Tom Mattson said:This integral can be done the same way that the integral of exp(-x2) can be done. First, write the integral of x2exp(-x2) from zero to infinity. Then write the integral of y2exp(-y2) from zero to infinity (they're both exactly the same as your integral). Now multiply the integrands together double integrate over x and y. When you convert to polar coordinates, you will get an integral that can be done by parts. Just don't forget to take the square root at the end.
Note:
x2y2=r4sin2(θ)cos2(θ)
x2+y2=r2
dx dy=rdr dθ
NSX said:Tom did this using double integration here: https://www.physicsforums.com/showthread.php?t=25798&page=2
Have fun!
master_coda said:Remember, that that only works for solving certain definite integrals.
The formula for integrating exp(-x^2) is √π erf(x) + C, where erf(x) is the error function.
Exp(-x^2) is a Gaussian function, which is commonly used in statistics and physics to represent normal distributions. It also has applications in solving differential equations and in quantum mechanics.

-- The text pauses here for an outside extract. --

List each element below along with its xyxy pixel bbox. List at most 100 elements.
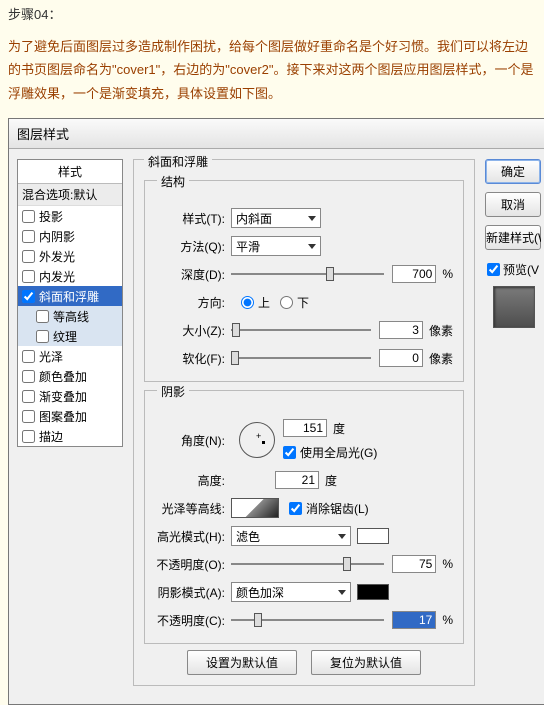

No, it is not possible to find an exact value for the integral of exp(-x^2) because it does not have an elementary antiderivative. The value can be approximated using numerical methods.
Exp(-x^2) is the probability density function for a normal distribution with mean 0 and standard deviation 1. It describes the likelihood of a random variable taking on a specific value within the distribution.
Integrating exp(-x^2) has applications in various fields such as statistics, physics, and engineering. It is used to solve problems related to normal distributions, heat diffusion, and quantum mechanics, among others.